School officials should know about your child's asthma, including:

  • How severe it is
  • What the triggers are
  • What medications to use and how to properly give them
  • What to do in case of an asthma attack

All of these things should be written up and a list should be distributed to every school official who may be caring for your child. If possible, you should try to arrange a meeting with the school officials and explain the triggers, severity, symptoms, and treatment of your child's asthma.

You should look at your child's classroom and other areas where he or she goes in school to see if there are any triggers. If you identify possible triggers for your child's asthma (dust mites and dust are common triggers in a classroom), you should work with the teacher to reduce your child's exposure to these triggers.

It is very important to provide the school nurse with all of your child's asthma medicines and the proper instructions. Remember that for some medicines, like inhalers, there is often no way to tell whether or not the inhaler still has medicine. You need to keep track of this and replace the medicines at school on a regular basis. Some of the newer inhaler devices have dose counters, and you will be able to tell when the medication needs to be refilled. Be sure to check every few months that the school is taking care of your child's asthma and that everyone involved understands your child's condition.

Here is a list of people at school who must be involved:

  • Class teacher: This is the adult who is most likely to be around if your child has an asthma attack at school. The more the class teacher knows and the more vigilant he or she is, the better the chances that your child will be properly helped. Sometimes, kids who have difficulty breathing do not perform as well in school, even though they do not have asthma attacks. The class teacher should look out for this.
  • School nurse: You must talk to the school nurse and get an idea of what the school policies are. If your school shares a school nurse with other schools, make an appointment to see the nurse when she is in the school and find out who will be in charge when the nurse is not around.
  • Art teacher, music teacher, or any other teacher who regularly spends time with your child.
  • Physical education (PE) teacher: The PE teacher has a special responsibility. In addition to spending time with your child like other teachers, the PE teacher should keep an extra eye on your child when he or she is exercising, since exercise can trigger asthma. Also, you should make sure that your child is not being left out because he or she has asthma.
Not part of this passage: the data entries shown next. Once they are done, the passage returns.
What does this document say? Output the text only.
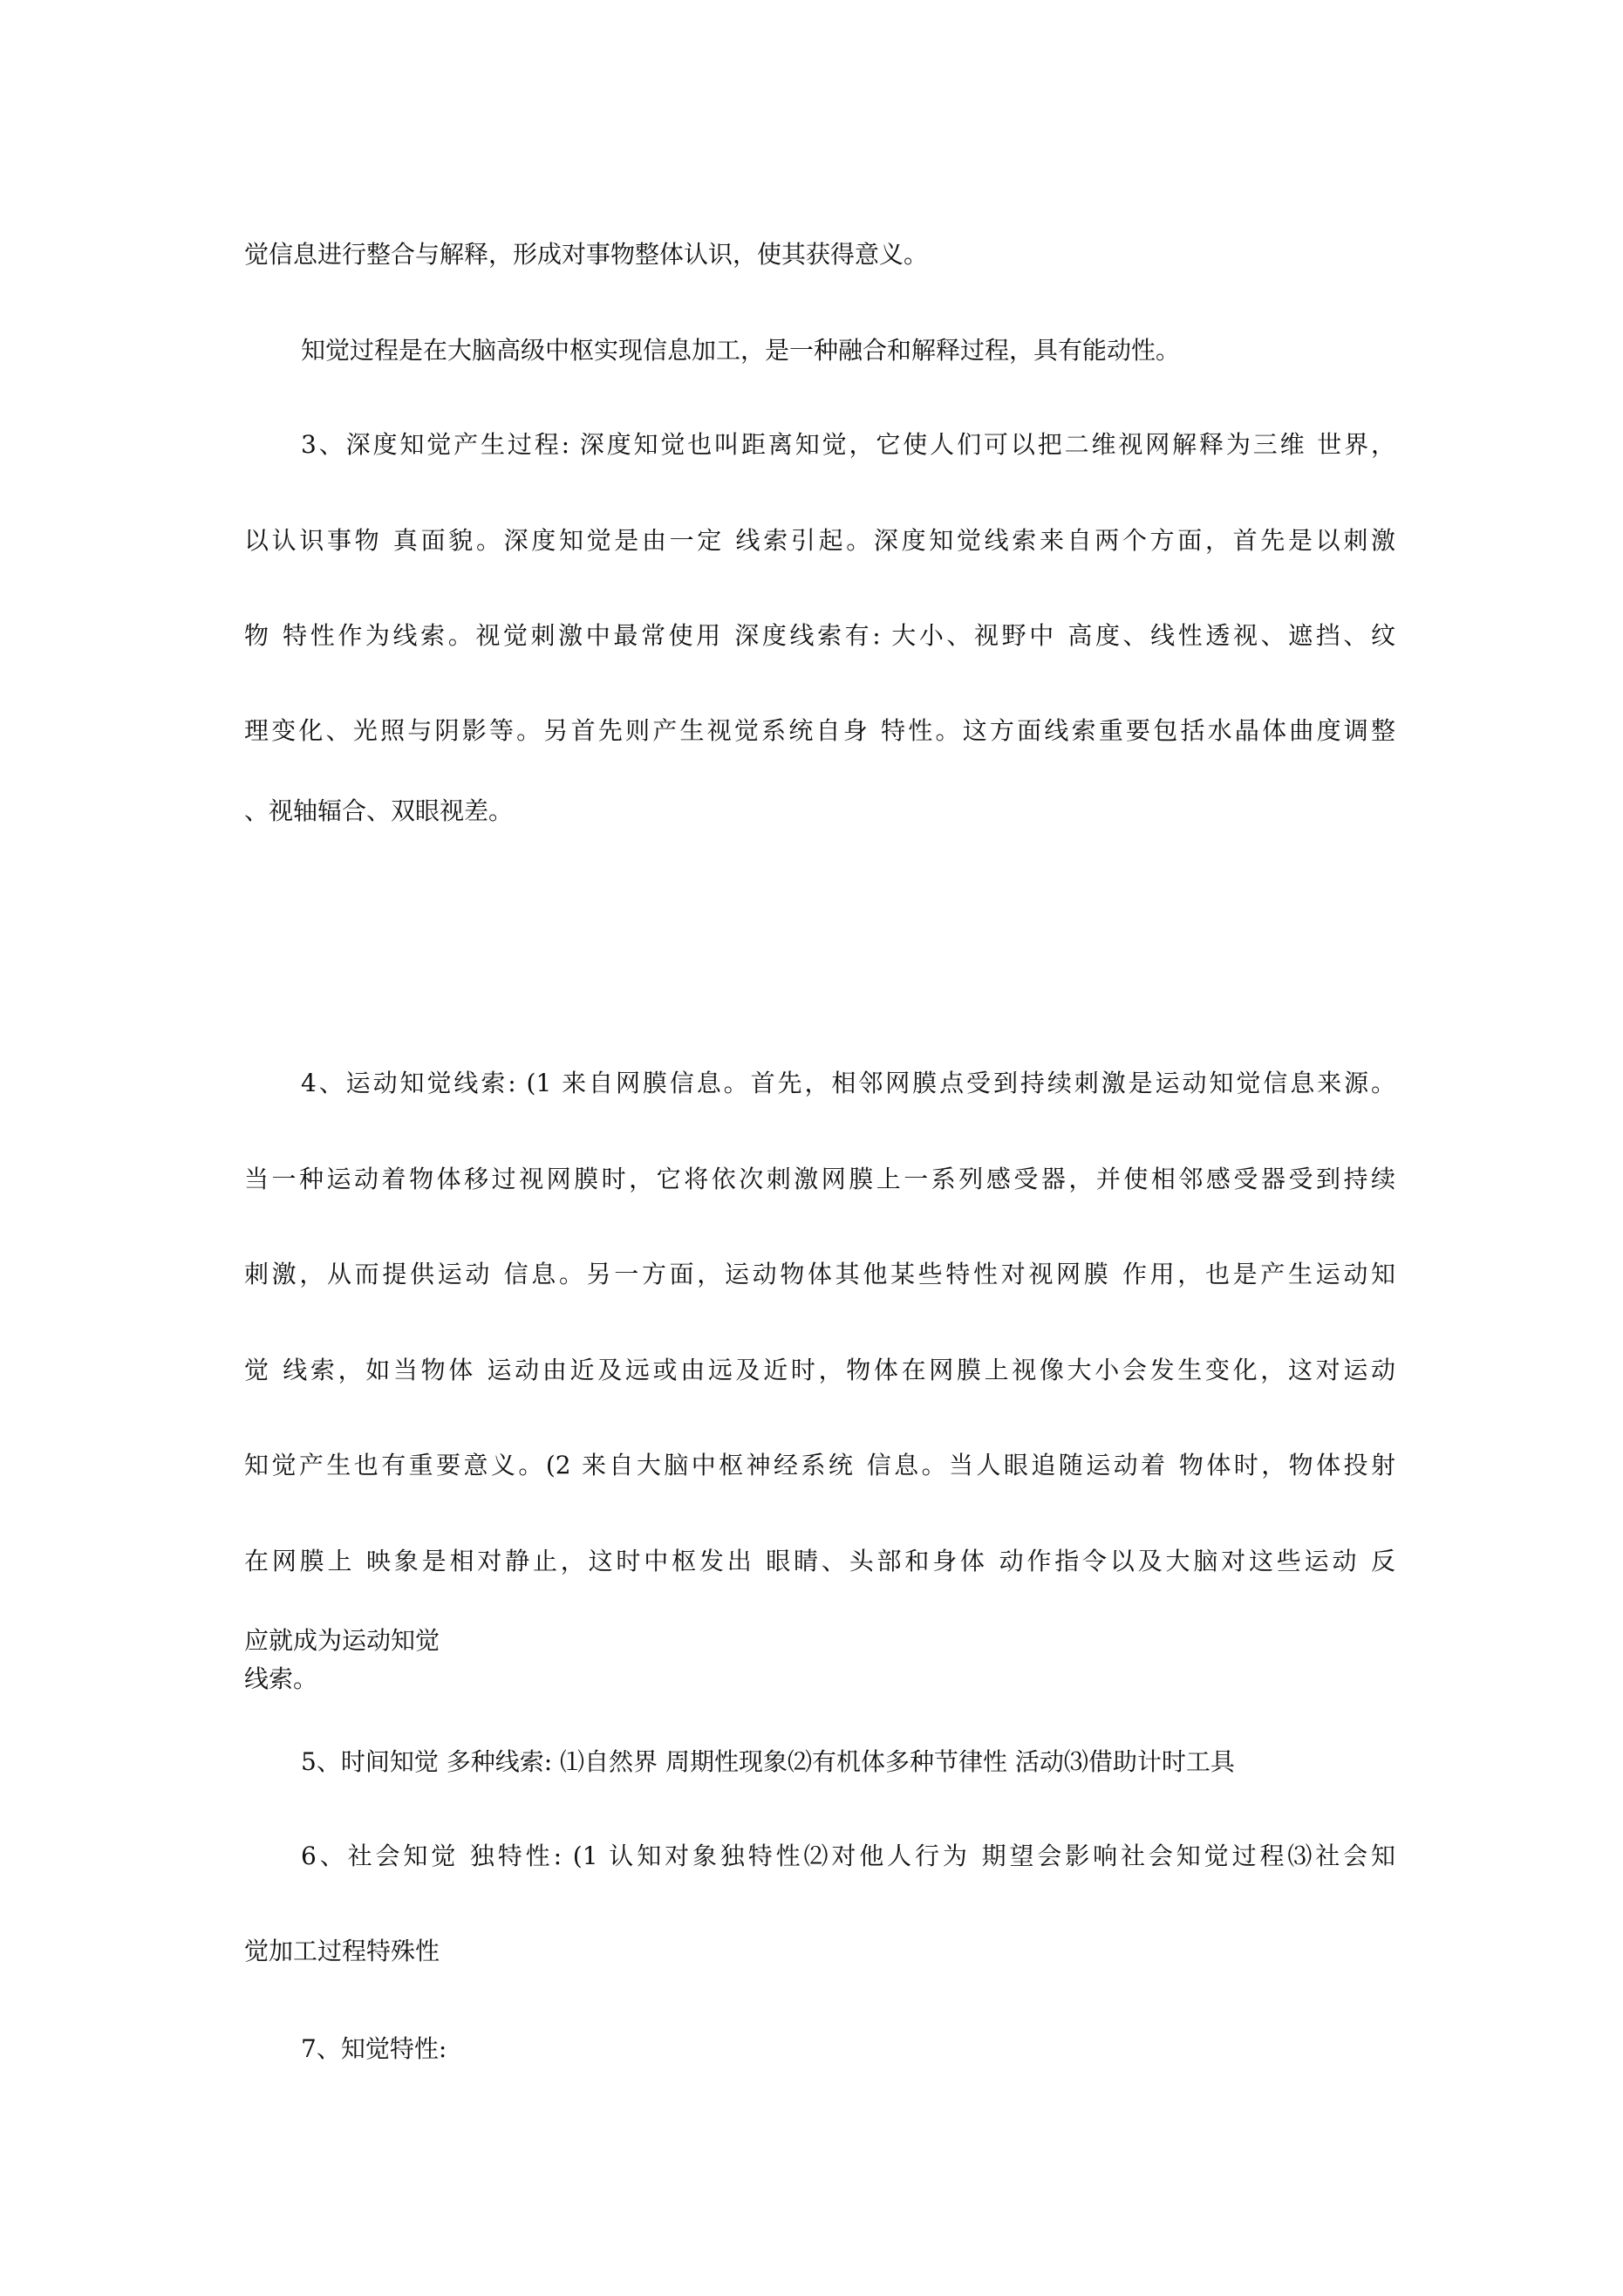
觉信息进行整合与解释，形成对事物整体认识，使其获得意义。
知觉过程是在大脑高级中枢实现信息加工，是一种融合和解释过程，具有能动性。
3、深度知觉产生过程: 深度知觉也叫距离知觉，它使人们可以把二维视网解释为三维 世界，
以认识事物 真面貌。深度知觉是由一定 线索引起。深度知觉线索来自两个方面，首先是以刺激
物 特性作为线索。视觉刺激中最常使用 深度线索有: 大小、视野中 高度、线性透视、遮挡、纹
理变化、光照与阴影等。另首先则产生视觉系统自身 特性。这方面线索重要包括水晶体曲度调整
、视轴辐合、双眼视差。
4、运动知觉线索: (1 来自网膜信息。首先，相邻网膜点受到持续刺激是运动知觉信息来源。
当一种运动着物体移过视网膜时，它将依次刺激网膜上一系列感受器，并使相邻感受器受到持续
刺激，从而提供运动 信息。另一方面，运动物体其他某些特性对视网膜 作用，也是产生运动知
觉 线索，如当物体 运动由近及远或由远及近时，物体在网膜上视像大小会发生变化，这对运动
知觉产生也有重要意义。(2 来自大脑中枢神经系统 信息。当人眼追随运动着 物体时，物体投射
在网膜上 映象是相对静止，这时中枢发出 眼睛、头部和身体 动作指令以及大脑对这些运动 反
应就成为运动知觉
线索。
5、时间知觉 多种线索: ⑴自然界 周期性现象⑵有机体多种节律性 活动⑶借助计时工具
6、社会知觉 独特性: (1 认知对象独特性⑵对他人行为 期望会影响社会知觉过程⑶社会知
觉加工过程特殊性
7、知觉特性:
The PE teacher should encourage your child to participate as long as the asthma is under control.
  • Office staff, principal
  • Counselor: This is an important person to talk to, especially if your child has other problems, such as learning problems or problems dealing with other kids.
  • Substitute teachers: You should try to talk to substitute teachers yourself. The regular teachers should also inform substitute teachers about your child's condition. This is where a written set of instructions from you can be particularly valuable.
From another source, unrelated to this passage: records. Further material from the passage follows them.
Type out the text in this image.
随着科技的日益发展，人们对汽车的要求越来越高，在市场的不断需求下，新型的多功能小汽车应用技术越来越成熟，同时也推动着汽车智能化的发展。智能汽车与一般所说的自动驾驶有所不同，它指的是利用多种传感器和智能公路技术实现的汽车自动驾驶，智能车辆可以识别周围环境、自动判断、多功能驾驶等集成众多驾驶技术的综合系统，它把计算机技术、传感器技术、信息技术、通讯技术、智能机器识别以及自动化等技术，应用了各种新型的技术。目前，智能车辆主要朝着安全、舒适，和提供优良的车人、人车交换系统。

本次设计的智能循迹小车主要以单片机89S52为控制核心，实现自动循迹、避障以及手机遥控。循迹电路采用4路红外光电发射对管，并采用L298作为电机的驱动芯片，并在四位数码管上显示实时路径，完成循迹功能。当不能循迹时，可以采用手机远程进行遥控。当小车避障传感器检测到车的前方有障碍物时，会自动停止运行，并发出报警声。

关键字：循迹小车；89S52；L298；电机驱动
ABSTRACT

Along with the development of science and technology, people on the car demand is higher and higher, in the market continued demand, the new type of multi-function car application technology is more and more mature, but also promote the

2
In addition to the above, the more teachers and other adults at school who know about your child's asthma, the better. Your child could have an asthma attack while at lunch or in the hallway; these are places where the class teacher may not be present.
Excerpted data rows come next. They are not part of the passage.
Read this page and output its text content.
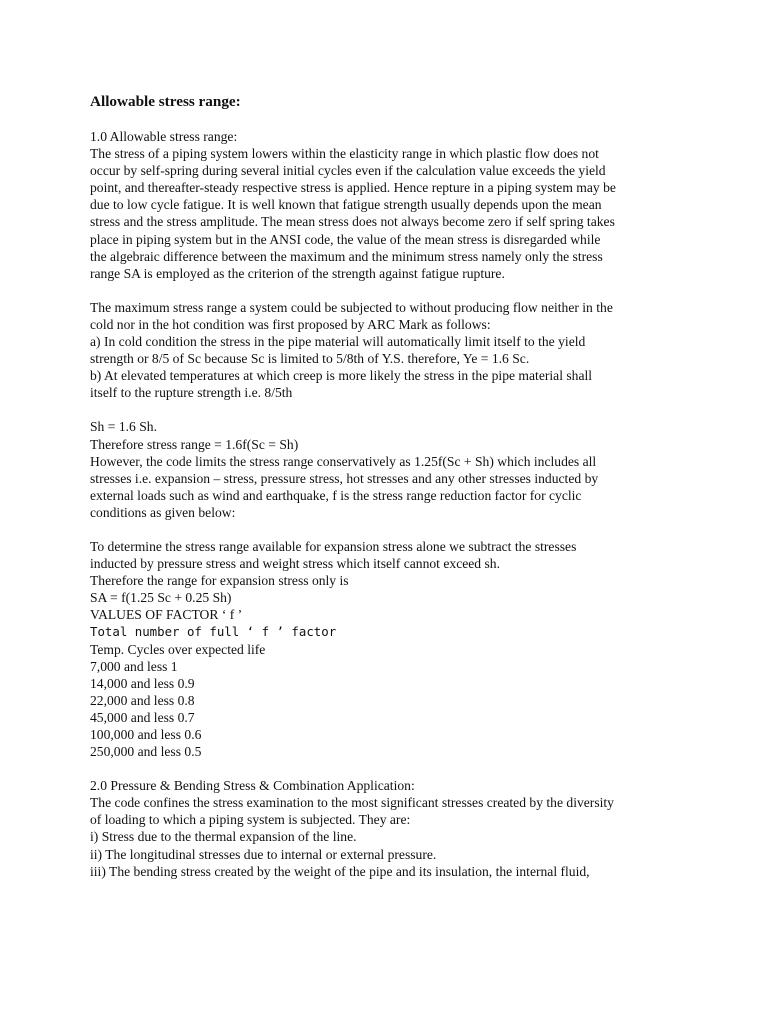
Allowable stress range:
1.0 Allowable stress range:
The stress of a piping system lowers within the elasticity range in which plastic flow does not
occur by self-spring during several initial cycles even if the calculation value exceeds the yield
point, and thereafter-steady respective stress is applied. Hence repture in a piping system may be
due to low cycle fatigue. It is well known that fatigue strength usually depends upon the mean
stress and the stress amplitude. The mean stress does not always become zero if self spring takes
place in piping system but in the ANSI code, the value of the mean stress is disregarded while
the algebraic difference between the maximum and the minimum stress namely only the stress
range SA is employed as the criterion of the strength against fatigue rupture.
The maximum stress range a system could be subjected to without producing flow neither in the
cold nor in the hot condition was first proposed by ARC Mark as follows:
a) In cold condition the stress in the pipe material will automatically limit itself to the yield
strength or 8/5 of Sc because Sc is limited to 5/8th of Y.S. therefore, Ye = 1.6 Sc.
b) At elevated temperatures at which creep is more likely the stress in the pipe material shall
itself to the rupture strength i.e. 8/5th
Sh = 1.6 Sh.
Therefore stress range = 1.6f(Sc = Sh)
However, the code limits the stress range conservatively as 1.25f(Sc + Sh) which includes all
stresses i.e. expansion – stress, pressure stress, hot stresses and any other stresses inducted by
external loads such as wind and earthquake, f is the stress range reduction factor for cyclic
conditions as given below:
To determine the stress range available for expansion stress alone we subtract the stresses
inducted by pressure stress and weight stress which itself cannot exceed sh.
Therefore the range for expansion stress only is
SA = f(1.25 Sc + 0.25 Sh)
VALUES OF FACTOR ‘ f ’
Total number of full ‘ f ’ factor
Temp. Cycles over expected life
7,000 and less 1
14,000 and less 0.9
22,000 and less 0.8
45,000 and less 0.7
100,000 and less 0.6
250,000 and less 0.5
2.0 Pressure & Bending Stress & Combination Application:
The code confines the stress examination to the most significant stresses created by the diversity
of loading to which a piping system is subjected. They are:
i) Stress due to the thermal expansion of the line.
ii) The longitudinal stresses due to internal or external pressure.
iii) The bending stress created by the weight of the pipe and its insulation, the internal fluid,
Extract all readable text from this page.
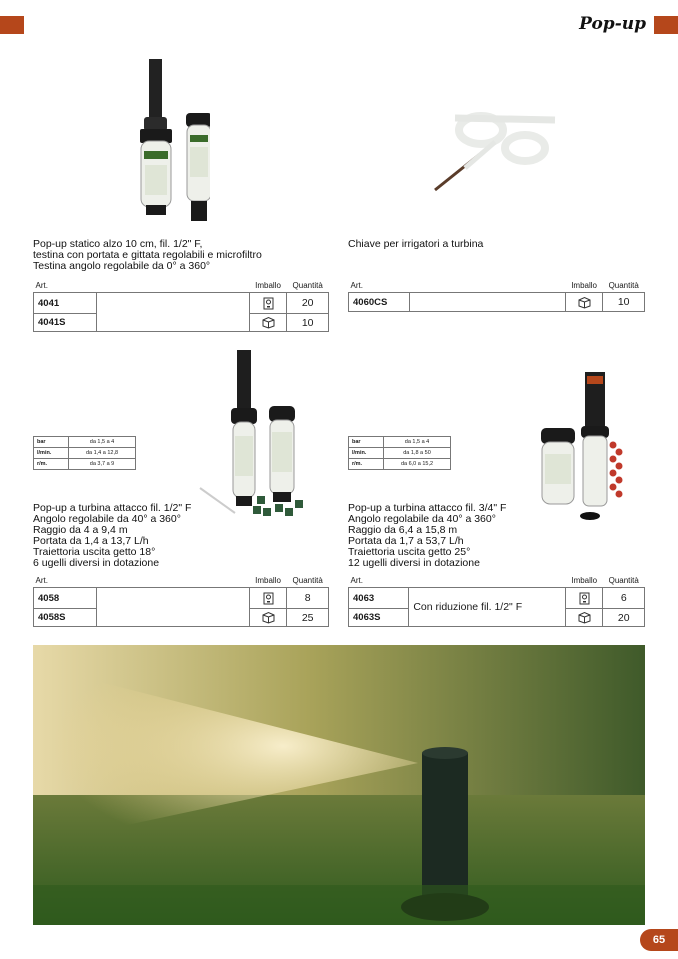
Pop-up
Pop-up statico alzo 10 cm, fil. 1/2" F,
testina con portata e gittata regolabili e microfiltro
Testina angolo regolabile da 0° a 360°
Chiave per irrigatori a turbina
Art.		Imballo	Quantità
4041			20
4041S			10
Art.		Imballo	Quantità
4060CS			10
bar	da 1,5 a 4
l/min.	da 1,4 a 12,8
r/m.	da 3,7 a 9
bar	da 1,5 a 4
l/min.	da 1,8 a 50
r/m.	da 6,0 a 15,2
Pop-up a turbina attacco fil. 1/2" F
Angolo regolabile da 40° a 360°
Raggio da 4 a 9,4 m
Portata da 1,4 a 13,7 L/h
Traiettoria uscita getto 18°
6 ugelli diversi in dotazione
Pop-up a turbina attacco fil. 3/4" F
Angolo regolabile da 40° a 360°
Raggio da 6,4 a 15,8 m
Portata da 1,7 a 53,7 L/h
Traiettoria uscita getto 25°
12 ugelli diversi in dotazione
Art.		Imballo	Quantità
4058			8
4058S			25
Art.		Imballo	Quantità
4063	Con riduzione fil. 1/2" F		6
4063S			20
65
What emergency instructions should I give the school?

The school should have a clear set of instructions (your care provider can help with this) about what symptoms it should look out for, and what treatment it should give. The school should have a clear idea of when to call your care provider and when to call 911.

You should make sure that the instruction sheet you hand out to all school officials has your doctor's phone number, your preferred hospital (emergency room), as well as contact numbers for you, other guardians for the child, and a trusted friend.